*Warning: Contains minor spoilers for Angela Black episode 1*
It’s the things you don’t see that can often terrify you the most, isn’t it?
The gnarly, nasty opening of Angela Black sees the titular Angela (Joanne Froggatt, excellent) attacked by her husband Olivier (Michael Huisman, malevolent) off camera, sending a dislodged and bloodied tooth sliding across the kitchen floor and into frame – leading the viewer to piece together the scene in their own heads.
The violence jars against the serenity of the couple’s idyllic home, but the approach of the scene itself is indicative of the first episode as a whole – it’s immediately clear that while Angela Black draws on challenging subject matter, it doesn’t show gratuitous violence, or shock viewers for shock’s sake. That, in itself, is something to commend.
Instead, the new ITV drama is a sensitively handled look at the all-encompassing emotional pain of domestic abuse. The first episode follows Angela (Joanne), a woman with a seemingly charismatic husband and blissful home life, who patches her wounds and maintains a facade in a bid to keep her young family together and presentable to the outside world.
After Olivier grovels for forgiveness following the latest in a series of brutal attacks in her home, she is approached by enigmatic stranger Ed (an impressive Samuel Adewunmi). He tells her that he has been paid by her husband to gather information, with Olivier preparing to divorce her and apply for full custody of their two children – but who is she to believe?
Who is Angela to believe? (Picture: ITV)
The taut direction from Craig Viveiros (And Then There Were None, Rillington Place) hints at the evil hiding round every corner in their plush urban home, and rings out tension at every turn.
It’s not perfect. The script can be a little clunky and overcoocked with symbolism and double meanings (apropos of nothing, Angela begins the episode by talking about hippos – ‘the most dangerous animals in the world’ who ‘attack for no reason’ – before the camera offers us a close-up of Olivier just in case you didn’t get the relevance first time), but the performances are some of the strongest we’ve seen on the small screen so far this year.

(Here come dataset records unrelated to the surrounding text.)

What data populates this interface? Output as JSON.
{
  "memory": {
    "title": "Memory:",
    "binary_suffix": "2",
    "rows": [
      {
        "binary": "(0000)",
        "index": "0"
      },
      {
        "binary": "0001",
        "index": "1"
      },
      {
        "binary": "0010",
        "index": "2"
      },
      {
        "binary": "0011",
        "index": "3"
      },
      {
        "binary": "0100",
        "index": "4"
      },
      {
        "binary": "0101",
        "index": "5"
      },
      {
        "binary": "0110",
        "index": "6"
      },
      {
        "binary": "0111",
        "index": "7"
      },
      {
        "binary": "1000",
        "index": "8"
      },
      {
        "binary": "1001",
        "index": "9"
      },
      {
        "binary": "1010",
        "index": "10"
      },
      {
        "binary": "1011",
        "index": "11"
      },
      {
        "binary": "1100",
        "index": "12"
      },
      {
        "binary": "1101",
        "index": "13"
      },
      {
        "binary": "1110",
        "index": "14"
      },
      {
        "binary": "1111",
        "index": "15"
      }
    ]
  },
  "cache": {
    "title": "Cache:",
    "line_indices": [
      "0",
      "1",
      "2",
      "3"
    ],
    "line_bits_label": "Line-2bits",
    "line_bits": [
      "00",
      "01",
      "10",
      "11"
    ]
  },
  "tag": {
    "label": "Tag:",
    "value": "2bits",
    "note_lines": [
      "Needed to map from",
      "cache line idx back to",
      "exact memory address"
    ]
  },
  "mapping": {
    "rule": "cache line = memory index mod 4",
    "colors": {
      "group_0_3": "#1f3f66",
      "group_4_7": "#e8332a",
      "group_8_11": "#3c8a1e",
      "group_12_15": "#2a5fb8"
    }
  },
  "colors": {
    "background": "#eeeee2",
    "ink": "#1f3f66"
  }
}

Star Joanne previously revealed the lengthy preparation she underwent before the series, which included researching Spice Girl Mel B’s marriage to Stephen Belafonte and reading Mandy Thomas’s harrowing account You Can’t Run, in a bid to do justice to the real life survivors of abuse. And the drama as a whole feels like a measured take on a difficult subject.
The drama is a darkly gripping addition to Sunday nights on ITV (Picture: Jon Hall)
Joanne brings an unwavering commitment to the role and a strength to the character which gives the show its heart. It’s a chance for her to show off her impressive range, and she’s proven once again here why she’s one of the most dependable performances in the industry at the moment.
Actor Michiel has said that he ‘dreaded’ going to the set of the drama to film the difficult abuse scenes. While the role clearly proved a challenge, the Dutch actor, known for roles in The Flight Attendant and Game of Thrones, brings a sickly false charm and unnerving intensity to the character.
While the other two are likely to steal the limelight, Samuel brings an unknowable, compelling presence to private investigator Ed too. Expect to see him crop up in plenty of bigger roles after this, after adding intrigue here by the bucketload.
It’s tough viewing at times, but Angela Black has set off in darkly gripping and sensitively handled style. We’ll be back for more.
Angela Black continues next Sunday at 9pm on ITV.